Jon Taylor / Creative Commons

In 1949, the merchants of Roanoke decided to hype the holiday season with a giant star.  Made from 2,000 feet of neon tubing, the star sits atop a mountain - visible for sixty miles from the air, and this summer it has a new claim to fame - standing at the center of a theater festival.  

Ernie Zulia is the artistic director of Hollins University’s theater and is the man behind a show about Roanoke’s star.  He traces the idea to ancient Greece.

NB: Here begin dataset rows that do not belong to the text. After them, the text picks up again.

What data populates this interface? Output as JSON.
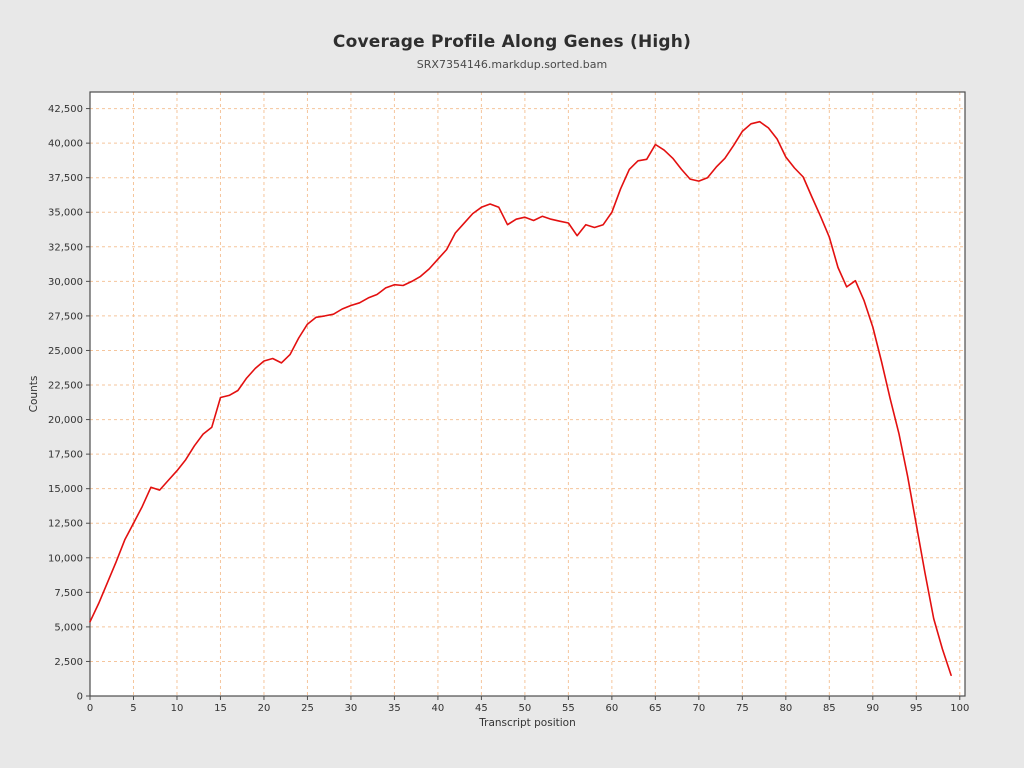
{
  "figure": {
    "background_color": "#e8e8e8",
    "plot_background_color": "#ffffff",
    "plot_border_color": "#4d4d4d",
    "grid_color": "#f5c59c",
    "grid_style": "dashed",
    "tick_label_color": "#333333",
    "line_color": "#e31010"
  },
  "chart_data": {
    "type": "line",
    "title": "Coverage Profile Along Genes (High)",
    "subtitle": "SRX7354146.markdup.sorted.bam",
    "xlabel": "Transcript position",
    "ylabel": "Counts",
    "legend": "none",
    "grid": "dashed orange, both axes, at every tick",
    "xlim": [
      0,
      100.6
    ],
    "ylim": [
      0,
      43700
    ],
    "x_ticks": [
      0,
      5,
      10,
      15,
      20,
      25,
      30,
      35,
      40,
      45,
      50,
      55,
      60,
      65,
      70,
      75,
      80,
      85,
      90,
      95,
      100
    ],
    "y_ticks": [
      0,
      2500,
      5000,
      7500,
      10000,
      12500,
      15000,
      17500,
      20000,
      22500,
      25000,
      27500,
      30000,
      32500,
      35000,
      37500,
      40000,
      42500
    ],
    "y_tick_labels": [
      "0",
      "2,500",
      "5,000",
      "7,500",
      "10,000",
      "12,500",
      "15,000",
      "17,500",
      "20,000",
      "22,500",
      "25,000",
      "27,500",
      "30,000",
      "32,500",
      "35,000",
      "37,500",
      "40,000",
      "42,500"
    ],
    "series": [
      {
        "name": "SRX7354146.markdup.sorted.bam",
        "color": "#e31010",
        "x": [
          0,
          1,
          2,
          3,
          4,
          5,
          6,
          7,
          8,
          9,
          10,
          11,
          12,
          13,
          14,
          15,
          16,
          17,
          18,
          19,
          20,
          21,
          22,
          23,
          24,
          25,
          26,
          27,
          28,
          29,
          30,
          31,
          32,
          33,
          34,
          35,
          36,
          37,
          38,
          39,
          40,
          41,
          42,
          43,
          44,
          45,
          46,
          47,
          48,
          49,
          50,
          51,
          52,
          53,
          54,
          55,
          56,
          57,
          58,
          59,
          60,
          61,
          62,
          63,
          64,
          65,
          66,
          67,
          68,
          69,
          70,
          71,
          72,
          73,
          74,
          75,
          76,
          77,
          78,
          79,
          80,
          81,
          82,
          83,
          84,
          85,
          86,
          87,
          88,
          89,
          90,
          91,
          92,
          93,
          94,
          95,
          96,
          97,
          98,
          99
        ],
        "values": [
          5370,
          6700,
          8200,
          9700,
          11300,
          12500,
          13700,
          15100,
          14900,
          15600,
          16300,
          17100,
          18100,
          18950,
          19450,
          21600,
          21750,
          22100,
          23000,
          23700,
          24240,
          24420,
          24100,
          24700,
          25900,
          26900,
          27400,
          27500,
          27620,
          28000,
          28250,
          28450,
          28800,
          29050,
          29530,
          29760,
          29700,
          30000,
          30360,
          30900,
          31600,
          32300,
          33500,
          34200,
          34900,
          35360,
          35600,
          35360,
          34100,
          34500,
          34640,
          34400,
          34710,
          34500,
          34350,
          34220,
          33300,
          34100,
          33900,
          34100,
          35000,
          36700,
          38100,
          38720,
          38830,
          39900,
          39500,
          38900,
          38100,
          37400,
          37250,
          37500,
          38270,
          38900,
          39840,
          40850,
          41400,
          41550,
          41100,
          40300,
          39000,
          38200,
          37550,
          36100,
          34700,
          33200,
          31000,
          29600,
          30050,
          28600,
          26700,
          24200,
          21500,
          19000,
          15900,
          12400,
          8900,
          5600,
          3400,
          1500
        ]
      }
    ]
  }
}
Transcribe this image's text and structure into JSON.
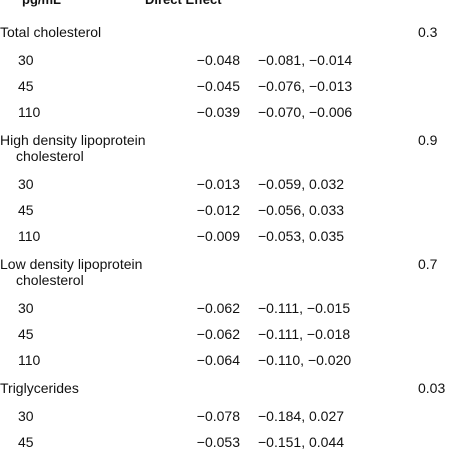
{
  "header": {
    "dose": "pg/mL",
    "effect": "Direct Effect"
  },
  "groups": [
    {
      "name": "Total cholesterol",
      "p": "0.3",
      "rows": [
        {
          "dose": "30",
          "effect": "−0.048",
          "ci": "−0.081, −0.014"
        },
        {
          "dose": "45",
          "effect": "−0.045",
          "ci": "−0.076, −0.013"
        },
        {
          "dose": "110",
          "effect": "−0.039",
          "ci": "−0.070, −0.006"
        }
      ]
    },
    {
      "name": "High density lipoprotein cholesterol",
      "p": "0.9",
      "rows": [
        {
          "dose": "30",
          "effect": "−0.013",
          "ci": "−0.059, 0.032"
        },
        {
          "dose": "45",
          "effect": "−0.012",
          "ci": "−0.056, 0.033"
        },
        {
          "dose": "110",
          "effect": "−0.009",
          "ci": "−0.053, 0.035"
        }
      ]
    },
    {
      "name": "Low density lipoprotein cholesterol",
      "p": "0.7",
      "rows": [
        {
          "dose": "30",
          "effect": "−0.062",
          "ci": "−0.111, −0.015"
        },
        {
          "dose": "45",
          "effect": "−0.062",
          "ci": "−0.111, −0.018"
        },
        {
          "dose": "110",
          "effect": "−0.064",
          "ci": "−0.110, −0.020"
        }
      ]
    },
    {
      "name": "Triglycerides",
      "p": "0.03",
      "rows": [
        {
          "dose": "30",
          "effect": "−0.078",
          "ci": "−0.184, 0.027"
        },
        {
          "dose": "45",
          "effect": "−0.053",
          "ci": "−0.151, 0.044"
        }
      ]
    }
  ]
}
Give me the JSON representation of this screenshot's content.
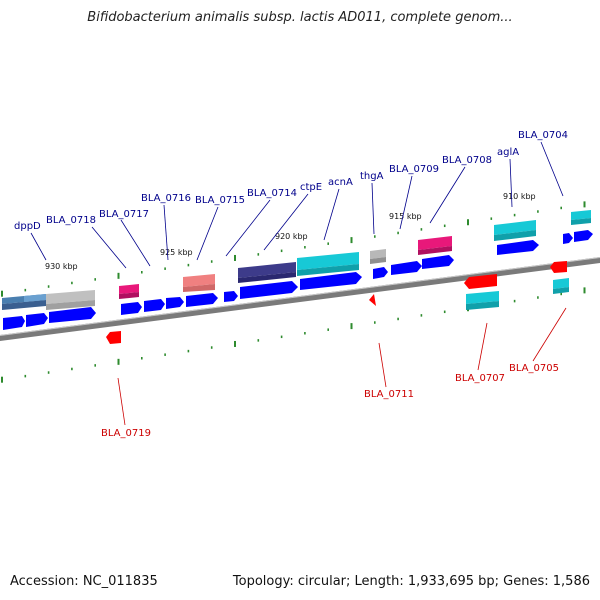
{
  "title": "Bifidobacterium animalis subsp. lactis AD011, complete genom...",
  "footer": {
    "accession": "Accession: NC_011835",
    "topology": "Topology: circular; Length: 1,933,695 bp; Genes: 1,586"
  },
  "ruler": {
    "unit": "kbp",
    "ticks": [
      {
        "label": "930 kbp"
      },
      {
        "label": "925 kbp"
      },
      {
        "label": "920 kbp"
      },
      {
        "label": "915 kbp"
      },
      {
        "label": "910 kbp"
      }
    ]
  },
  "forward_genes": [
    {
      "label": "dppD",
      "color": "#0000ff"
    },
    {
      "label": "BLA_0718",
      "color": "#0000ff"
    },
    {
      "label": "BLA_0717",
      "color": "#0000ff"
    },
    {
      "label": "BLA_0716",
      "color": "#0000ff"
    },
    {
      "label": "BLA_0715",
      "color": "#0000ff"
    },
    {
      "label": "BLA_0714",
      "color": "#0000ff"
    },
    {
      "label": "ctpE",
      "color": "#0000ff"
    },
    {
      "label": "acnA",
      "color": "#0000ff"
    },
    {
      "label": "thgA",
      "color": "#0000ff"
    },
    {
      "label": "BLA_0709",
      "color": "#0000ff"
    },
    {
      "label": "BLA_0708",
      "color": "#0000ff"
    },
    {
      "label": "aglA",
      "color": "#0000ff"
    },
    {
      "label": "BLA_0704",
      "color": "#0000ff"
    }
  ],
  "reverse_genes": [
    {
      "label": "BLA_0719",
      "color": "#ff0000"
    },
    {
      "label": "BLA_0711",
      "color": "#ff0000"
    },
    {
      "label": "BLA_0707",
      "color": "#ff0000"
    },
    {
      "label": "BLA_0705",
      "color": "#ff0000"
    }
  ],
  "colors": {
    "forward": "#0000ff",
    "reverse": "#ff0000",
    "label_forward": "#00008b",
    "label_reverse": "#cc0000",
    "backbone": "#7a7a7a",
    "tick": "#2e8b2e",
    "cog_magenta": "#e8187a",
    "cog_cyan": "#17c9d6",
    "cog_purple": "#3d3b8a",
    "cog_grey": "#b0b0b0",
    "cog_salmon": "#f08080",
    "cog_steel": "#4a7fb0"
  }
}
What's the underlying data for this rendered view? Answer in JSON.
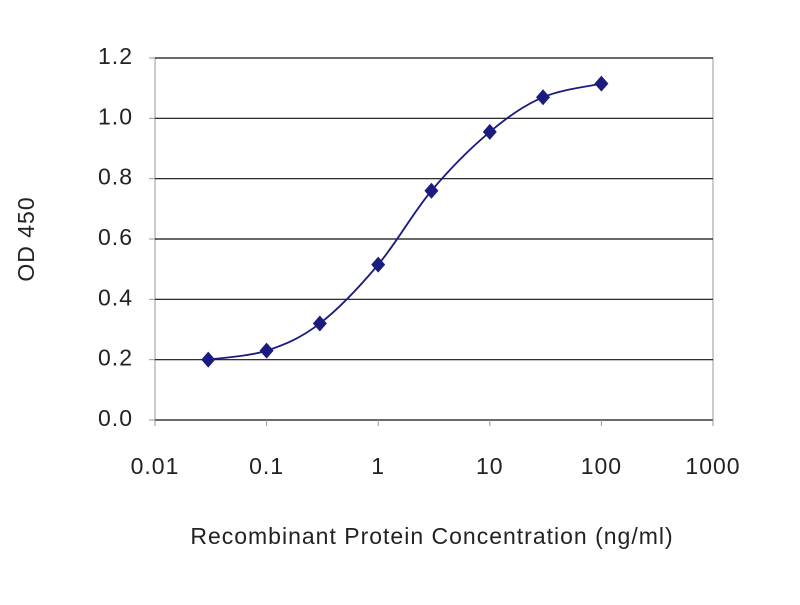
{
  "chart_data": {
    "type": "line",
    "x_label": "Recombinant Protein Concentration (ng/ml)",
    "y_label": "OD 450",
    "x": [
      0.03,
      0.1,
      0.3,
      1,
      3,
      10,
      30,
      100
    ],
    "series": [
      {
        "color": "#1c1c80",
        "values": [
          0.2,
          0.23,
          0.32,
          0.515,
          0.76,
          0.955,
          1.07,
          1.115
        ]
      }
    ],
    "xscale": "log",
    "xlim": [
      0.01,
      1000
    ],
    "xticks": [
      0.01,
      0.1,
      1,
      10,
      100,
      1000
    ],
    "ylim": [
      0,
      1.2
    ],
    "yticks": [
      {
        "value": 0,
        "label": "0.0"
      },
      0.2,
      0.4,
      0.6,
      0.8,
      {
        "value": 1,
        "label": "1.0"
      },
      1.2
    ],
    "grid": true
  }
}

“They would create these great masterpieces of theatre and then organize these festivals of theatre on top of the highest point of the city, which was the acropolis. So it seemed like a fabulous idea to gather as a community and ascend our acropolis to sit together and experience live theatre.”

Dubbed Starcropolis, the festival will feature a poetry slam, music, dance and more than a dozen plays or star stories like this one:

“’You see that one over there? The bright one?’ ‘Over there?’ ‘That’s not a star, doofus, it’s a jet! Look again.’ ‘What, that one?’ ‘That’s Sirius.’ ‘Looks like a happy star to me!’ “S - I - R - I - U - S! It’s the name of the star!’”

Katherine Fralin is co-director of the event.  She believes the star unifies and inspires the entire city.


“I found myself going up to the star and overhearing conversations that were really powerful and really interesting, and it pretty much happened every time I went up there. So, it seemed to me that not only was it fun to bear witness to that, but to have a place that were set at the star that really captured some of these monumental moments that are happening beneath of our star and overlooking our city.”

And she hopes Starcropolis will spark a new appreciation for Roanoke and its heritage. 

“I also think people who come will see their mountain a little differently. I think they’ll get a sense of just how special it is that we have this mountain in our heart and in the center of the city.”

Starcropolis is Sunday, September 4th under the bright lights of the Roanoke Star.